Etienne Blanc © Antoine Merlet
Etienne Blanc © Antoine Merlet

Après ses propos jugés "révisionnistes", Étienne Blanc sous la menace d’un putsch des LR à Lyon

Le positionnement d’Étienne Blanc par rapport à une éventuelle candidature d’Eric Zemmour et sa proximité avec certaines thèses du polémiste agacent des élus LR qui souhaitent lui retirer la présidence du groupe LR au conseil municipal à Lyon.

Le putsch n’a finalement pas eu lieu. Jeudi midi, les élus du groupe LR à la Ville de Lyon étaient conviés en urgence par Étienne Blanc pour une réunion sans ordre du jour précis, mais pour un “temps d’échange”. Ou plutôt pour certains “une explication de textes” après les propos polémiques d’Étienne Blanc sur le rôle du régime du Maréchal Pétain dans la déportation des juifs durant la Seconde Guerre mondiale, reprenant les thèses du polémiste Eric Zemmour. Une partie des élus LR tenaient à désolidariser des positions de leur président de groupe et chef de file lors des municipales lyonnaises de 2020. Lors de cette réunion organisée à la hâte, ils voulaient le “débrancher”, le mettre en minorité et le pousser vers la sortie. Pierre Oliver et Pascal Blache, les deux maires d’arrondissement de droite, étaient notamment remontés contre leur président de groupe et l’avaient fait savoir publiquement.

Mea culpa

Étienne Blanc a anticipé les attaques en revenant de lui-même sur ses propos. “Il s’est excusé d’entrée. Il a fait son mea culpa. Il a dit qu’il s’était fait avoir comme un bleu par les journalistes. Il assume ses propos, mais a expliqué qu’il aurait du compléter ses propos sur la question de la déportation des juifs”, rapporte un cadre la droite lyonnaise. Une sortie qui a notamment été condamnée par les autres groupes d’opposition du conseil municipal et qui avait obligé Étienne Blanc à revenir sur ses propos. “On voulait mettre au clair les propos d’Étienne Blanc et lui dire que c’était délicat pour nous qu’en tant que président de groupe, il s’engage sur des terrains compliqués. Il est censé nous représenter tous. Nous sommes inquiets de ses éventuelles sorties de route et de ses sorties tout court. Nous lui avons dit que nous n’étions pas d’accord sur sa prise de position”, confie Anne Prost, élue du 5e et candidate aux législatives dans la 1re circonscription, qui a participé à cette explication de texte.

Conviction intime

Les élus voulaient aussi le questionner sur son positionnement par rapport à Eric Zemmour. Comme nous le pointons dans notre édition de novembre, le président du groupe LR à Lyon est partagé sur la candidature du polémiste. Il soutient Michel Barnier et les idées du polémiste. Il l’a d’ailleurs rencontré ces dernières semaines. “Nous souhaitions qu’il nous dise “je ne partirai pas avec Zemmour”. Il nous promet que non, mais on est intimement convaincu qu’il est attiré par les sirènes Zemmour”, anticipe un élu LR.

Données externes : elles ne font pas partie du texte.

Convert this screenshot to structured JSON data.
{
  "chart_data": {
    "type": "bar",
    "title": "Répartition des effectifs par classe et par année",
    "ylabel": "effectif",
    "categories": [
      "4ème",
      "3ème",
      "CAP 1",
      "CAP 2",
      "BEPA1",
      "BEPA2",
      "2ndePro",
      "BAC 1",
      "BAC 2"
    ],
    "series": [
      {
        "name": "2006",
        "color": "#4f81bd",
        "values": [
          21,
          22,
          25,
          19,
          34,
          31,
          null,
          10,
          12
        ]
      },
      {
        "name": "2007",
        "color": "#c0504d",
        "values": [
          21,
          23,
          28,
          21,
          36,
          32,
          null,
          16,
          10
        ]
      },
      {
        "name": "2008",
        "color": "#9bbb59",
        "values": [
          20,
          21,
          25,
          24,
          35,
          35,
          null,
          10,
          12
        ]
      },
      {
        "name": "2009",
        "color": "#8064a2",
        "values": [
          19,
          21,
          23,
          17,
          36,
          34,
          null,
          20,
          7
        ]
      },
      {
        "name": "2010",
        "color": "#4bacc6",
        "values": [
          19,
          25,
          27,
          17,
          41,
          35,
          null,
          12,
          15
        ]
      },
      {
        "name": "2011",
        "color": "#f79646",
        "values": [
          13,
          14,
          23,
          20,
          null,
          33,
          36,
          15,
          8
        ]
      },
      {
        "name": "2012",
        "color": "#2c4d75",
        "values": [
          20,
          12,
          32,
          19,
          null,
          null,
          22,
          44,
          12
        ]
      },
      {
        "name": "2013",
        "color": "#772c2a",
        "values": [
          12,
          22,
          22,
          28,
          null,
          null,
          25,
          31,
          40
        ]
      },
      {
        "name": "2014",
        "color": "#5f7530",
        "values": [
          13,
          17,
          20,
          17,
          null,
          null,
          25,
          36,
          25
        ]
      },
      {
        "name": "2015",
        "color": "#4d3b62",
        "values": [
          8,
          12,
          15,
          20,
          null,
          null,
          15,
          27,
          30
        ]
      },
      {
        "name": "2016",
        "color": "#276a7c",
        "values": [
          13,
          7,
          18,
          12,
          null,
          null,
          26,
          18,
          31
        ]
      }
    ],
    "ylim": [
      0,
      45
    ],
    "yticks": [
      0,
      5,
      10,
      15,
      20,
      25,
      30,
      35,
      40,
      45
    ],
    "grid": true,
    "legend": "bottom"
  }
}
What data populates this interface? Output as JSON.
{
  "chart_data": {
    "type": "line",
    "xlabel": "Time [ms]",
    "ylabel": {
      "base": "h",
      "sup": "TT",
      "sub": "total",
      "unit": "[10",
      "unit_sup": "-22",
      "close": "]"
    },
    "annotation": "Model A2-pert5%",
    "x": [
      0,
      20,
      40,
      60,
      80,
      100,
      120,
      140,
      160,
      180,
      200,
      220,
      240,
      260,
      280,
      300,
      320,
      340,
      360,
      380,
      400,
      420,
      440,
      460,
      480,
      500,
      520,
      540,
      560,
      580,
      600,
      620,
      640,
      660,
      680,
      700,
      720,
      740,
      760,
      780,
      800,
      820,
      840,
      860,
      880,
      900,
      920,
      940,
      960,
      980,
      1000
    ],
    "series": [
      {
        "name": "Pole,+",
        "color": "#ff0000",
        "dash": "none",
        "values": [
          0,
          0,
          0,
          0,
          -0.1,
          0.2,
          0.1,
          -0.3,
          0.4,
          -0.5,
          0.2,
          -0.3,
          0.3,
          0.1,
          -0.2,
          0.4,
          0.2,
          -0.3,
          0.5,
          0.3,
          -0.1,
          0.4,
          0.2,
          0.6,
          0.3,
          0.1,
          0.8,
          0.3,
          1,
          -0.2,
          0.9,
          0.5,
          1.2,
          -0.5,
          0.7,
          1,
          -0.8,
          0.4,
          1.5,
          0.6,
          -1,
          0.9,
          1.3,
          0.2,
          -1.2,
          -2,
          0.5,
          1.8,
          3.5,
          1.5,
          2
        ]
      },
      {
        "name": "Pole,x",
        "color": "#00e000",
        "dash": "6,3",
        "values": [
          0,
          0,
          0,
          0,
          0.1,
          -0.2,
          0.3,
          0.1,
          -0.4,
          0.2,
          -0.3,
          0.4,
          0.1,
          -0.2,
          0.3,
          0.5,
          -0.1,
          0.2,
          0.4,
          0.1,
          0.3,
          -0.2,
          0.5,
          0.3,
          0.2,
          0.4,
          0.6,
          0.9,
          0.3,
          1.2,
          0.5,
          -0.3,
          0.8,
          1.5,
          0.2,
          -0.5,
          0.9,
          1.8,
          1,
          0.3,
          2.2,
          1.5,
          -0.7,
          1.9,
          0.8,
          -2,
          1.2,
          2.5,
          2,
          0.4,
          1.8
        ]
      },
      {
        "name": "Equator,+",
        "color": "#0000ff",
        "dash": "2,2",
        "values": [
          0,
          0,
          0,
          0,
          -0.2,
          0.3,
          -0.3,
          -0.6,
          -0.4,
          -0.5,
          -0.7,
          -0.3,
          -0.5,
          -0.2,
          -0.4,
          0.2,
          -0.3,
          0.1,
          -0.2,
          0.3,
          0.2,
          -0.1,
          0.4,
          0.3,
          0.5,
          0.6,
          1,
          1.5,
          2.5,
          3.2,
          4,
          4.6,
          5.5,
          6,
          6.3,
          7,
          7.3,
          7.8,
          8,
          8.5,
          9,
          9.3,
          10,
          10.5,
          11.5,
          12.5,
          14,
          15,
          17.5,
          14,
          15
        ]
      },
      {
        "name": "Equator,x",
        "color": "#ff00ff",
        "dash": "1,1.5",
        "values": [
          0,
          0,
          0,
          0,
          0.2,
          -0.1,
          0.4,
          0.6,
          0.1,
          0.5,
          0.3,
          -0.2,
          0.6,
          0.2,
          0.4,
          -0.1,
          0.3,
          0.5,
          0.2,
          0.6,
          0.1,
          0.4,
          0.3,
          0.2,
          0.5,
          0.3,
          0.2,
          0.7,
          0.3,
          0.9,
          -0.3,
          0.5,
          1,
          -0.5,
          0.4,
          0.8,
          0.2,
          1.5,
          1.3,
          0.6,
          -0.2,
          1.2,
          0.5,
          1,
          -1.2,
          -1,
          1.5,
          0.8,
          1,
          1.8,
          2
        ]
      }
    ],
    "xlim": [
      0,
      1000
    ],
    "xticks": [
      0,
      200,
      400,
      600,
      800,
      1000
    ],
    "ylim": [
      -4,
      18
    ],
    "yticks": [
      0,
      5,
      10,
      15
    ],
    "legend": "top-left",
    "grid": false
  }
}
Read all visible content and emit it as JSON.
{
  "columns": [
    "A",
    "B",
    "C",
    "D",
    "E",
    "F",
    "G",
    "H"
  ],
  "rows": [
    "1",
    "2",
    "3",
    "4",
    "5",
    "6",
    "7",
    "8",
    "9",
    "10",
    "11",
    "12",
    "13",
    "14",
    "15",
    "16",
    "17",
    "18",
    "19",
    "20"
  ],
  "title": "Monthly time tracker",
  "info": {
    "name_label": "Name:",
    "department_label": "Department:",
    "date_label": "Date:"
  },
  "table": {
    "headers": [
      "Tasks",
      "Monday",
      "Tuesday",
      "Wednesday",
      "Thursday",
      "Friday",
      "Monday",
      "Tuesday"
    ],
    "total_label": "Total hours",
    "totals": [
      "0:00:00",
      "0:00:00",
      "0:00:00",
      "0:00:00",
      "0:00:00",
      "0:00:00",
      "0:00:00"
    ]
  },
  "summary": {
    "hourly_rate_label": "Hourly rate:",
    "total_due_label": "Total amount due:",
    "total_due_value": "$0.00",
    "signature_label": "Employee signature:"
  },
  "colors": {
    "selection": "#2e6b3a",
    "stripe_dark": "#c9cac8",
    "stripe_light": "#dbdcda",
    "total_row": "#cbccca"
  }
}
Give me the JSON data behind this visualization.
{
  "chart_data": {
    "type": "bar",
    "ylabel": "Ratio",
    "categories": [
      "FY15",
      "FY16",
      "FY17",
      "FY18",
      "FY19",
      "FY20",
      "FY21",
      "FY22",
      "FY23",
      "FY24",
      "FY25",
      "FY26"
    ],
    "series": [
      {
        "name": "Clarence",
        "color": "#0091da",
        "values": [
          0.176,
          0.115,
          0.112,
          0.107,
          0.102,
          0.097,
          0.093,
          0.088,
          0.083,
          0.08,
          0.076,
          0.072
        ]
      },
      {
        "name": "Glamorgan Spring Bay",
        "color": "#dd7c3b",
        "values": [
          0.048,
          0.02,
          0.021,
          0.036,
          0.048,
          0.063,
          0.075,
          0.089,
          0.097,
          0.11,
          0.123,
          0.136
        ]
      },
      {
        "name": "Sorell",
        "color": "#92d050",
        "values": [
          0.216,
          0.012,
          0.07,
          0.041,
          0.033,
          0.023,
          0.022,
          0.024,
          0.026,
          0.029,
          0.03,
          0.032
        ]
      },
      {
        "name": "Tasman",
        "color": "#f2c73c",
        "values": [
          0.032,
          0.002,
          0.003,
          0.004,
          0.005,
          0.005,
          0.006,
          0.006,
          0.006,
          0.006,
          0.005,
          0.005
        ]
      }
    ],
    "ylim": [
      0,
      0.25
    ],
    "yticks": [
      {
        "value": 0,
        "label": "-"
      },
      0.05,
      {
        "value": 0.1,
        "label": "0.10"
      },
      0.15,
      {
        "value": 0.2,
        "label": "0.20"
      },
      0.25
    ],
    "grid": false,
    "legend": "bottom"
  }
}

Une nouvelle tentative lundi ?

Le sujet Zemmour devrait être à l’ordre du jour d’une nouvelle réunion, lundi matin, des élus du groupe LR. Ceux qui souhaitent pousser Étienne Blanc vers la sortie devraient être en position moins favorable. Jeudi, de nombreux élus plutôt proches du président de groupe n’étaient pas présents à Lyon et devraient être présents lors de la réunion de lundi. “Les pro-Blanc n’étaient pas là. Je pense que c’était une manière de gagner du temps”, souligne Anne Prost. “Je n’ai pas ressenti une ambiance putschiste. S’ils voulaient dégager Étienne Blanc, ils ne l’ont pas dit”, note un participant. Ils l'ont finalement écrit ce vendredi dans un communiqué signé par Pierre Oliver et Pascal Blache demandant au sénateur Blanc de “se retirer de la présidence du groupe”. Une demande qu'ils justifient par un “différend irréconciliable” et “l'absence de volonté de répondre” à “un certain nombre de demandes”.  Étienne Blanc voulait lors de sa campagne réunir la droite lyonnaise éparpillée par des querelles internes. Deux ans plus tard, ses prises de position ont rouvert des divisions.